On blood, sweat and tears of Rohingyas
UN investigators asked for tougher sanctions against Myanmar's wealthy and powerful military as its web of economic interests has generated a fortune that helps fund atrocities. The UN fact-finding mission before launching a report in Jakarta urged the international community to sever links with the armed forces' economic holding. After complete expelling of Rohingyas from the ancestral land through killings and violence, the army-backed conglomerates are now developing several economic initiatives on the Rakhine State.
It's believed that cutting ties will "impair the army's ability to carry out military operations without oversight and thus reduce violations of human rights". The UN team last year called for Myanmar's senior generals to be prosecuted for genocide after the 2017 crackdown forced some 740,000 Rohingya Muslims enter Bangladesh.
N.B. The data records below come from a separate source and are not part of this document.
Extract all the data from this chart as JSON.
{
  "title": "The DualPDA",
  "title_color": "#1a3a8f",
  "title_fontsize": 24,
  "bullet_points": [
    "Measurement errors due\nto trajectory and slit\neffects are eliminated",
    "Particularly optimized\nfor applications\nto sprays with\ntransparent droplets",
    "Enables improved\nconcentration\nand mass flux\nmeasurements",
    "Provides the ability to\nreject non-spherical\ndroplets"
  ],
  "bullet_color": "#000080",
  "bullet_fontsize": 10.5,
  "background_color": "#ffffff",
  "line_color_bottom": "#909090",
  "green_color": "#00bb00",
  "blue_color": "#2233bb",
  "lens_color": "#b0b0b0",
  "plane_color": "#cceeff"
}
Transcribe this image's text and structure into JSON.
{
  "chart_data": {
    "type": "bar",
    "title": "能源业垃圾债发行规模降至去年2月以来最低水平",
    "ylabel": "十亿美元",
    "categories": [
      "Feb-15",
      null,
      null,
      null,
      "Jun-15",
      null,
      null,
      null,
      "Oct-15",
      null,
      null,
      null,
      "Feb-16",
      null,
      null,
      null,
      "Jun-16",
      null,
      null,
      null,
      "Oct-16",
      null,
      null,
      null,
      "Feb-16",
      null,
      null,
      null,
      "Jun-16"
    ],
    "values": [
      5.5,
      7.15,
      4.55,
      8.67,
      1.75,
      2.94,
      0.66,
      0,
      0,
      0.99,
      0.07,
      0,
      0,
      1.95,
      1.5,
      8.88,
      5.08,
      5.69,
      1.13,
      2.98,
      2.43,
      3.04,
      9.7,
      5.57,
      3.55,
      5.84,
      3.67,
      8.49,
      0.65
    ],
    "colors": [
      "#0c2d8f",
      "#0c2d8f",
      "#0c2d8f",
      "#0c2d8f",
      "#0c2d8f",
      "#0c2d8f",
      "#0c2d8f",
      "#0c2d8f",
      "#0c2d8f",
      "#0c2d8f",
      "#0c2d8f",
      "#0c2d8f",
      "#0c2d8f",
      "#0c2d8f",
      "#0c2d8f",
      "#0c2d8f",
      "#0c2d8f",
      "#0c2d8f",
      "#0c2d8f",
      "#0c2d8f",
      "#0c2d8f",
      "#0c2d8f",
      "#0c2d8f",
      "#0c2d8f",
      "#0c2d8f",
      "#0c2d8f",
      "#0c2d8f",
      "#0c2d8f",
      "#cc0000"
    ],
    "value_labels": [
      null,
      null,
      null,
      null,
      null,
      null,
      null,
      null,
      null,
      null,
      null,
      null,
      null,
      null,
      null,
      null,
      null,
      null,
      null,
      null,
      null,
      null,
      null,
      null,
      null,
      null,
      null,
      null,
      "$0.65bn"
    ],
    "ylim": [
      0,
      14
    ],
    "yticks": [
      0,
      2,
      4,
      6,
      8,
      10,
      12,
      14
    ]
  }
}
In addition to extensive local partnerships, at least 15 foreign firms have joint ventures with the military, while 44 others have some form of commercial ties. Two main military-owned conglomerates -- Myanmar Economic Holdings Limited (MEHL) and Myanmar Economic Corporation (MEC) -- as well as numerous subsidiaries and "crony companies" have interests in everything from jade and ruby mining to real estate and tourism. The military also controls two large banks.
The UN probe argued the army's "business empire" allows it to evade accountability and oversight. The 111-page report also detailed how dozens of private companies donated more than $10 million to the military amid operations against the Rohingyas. They later helped finance development projects, assisting the military to "erase evidence of Rohingya belonging to Myanmar". The report demanded criminal investigations into these companies and urged for a complete ban on arms sales to Myanmar. We believe governments and companies across the world who find themselves connected to a military company can therefore no longer plead ignorance.
The report comes after the US announced a travel ban on Myanmar's army chief last month, the strongest censure yet from a Western power since the Rohingya crisis. The military remains politically powerful in the country despite a transition to democratic rule launched in 2011. The world has more responsibility to protect the Rohingyas and compel Myanmar's de-facto leader Aung San Suu Kyi and military establishment to bring back the minority Muslims.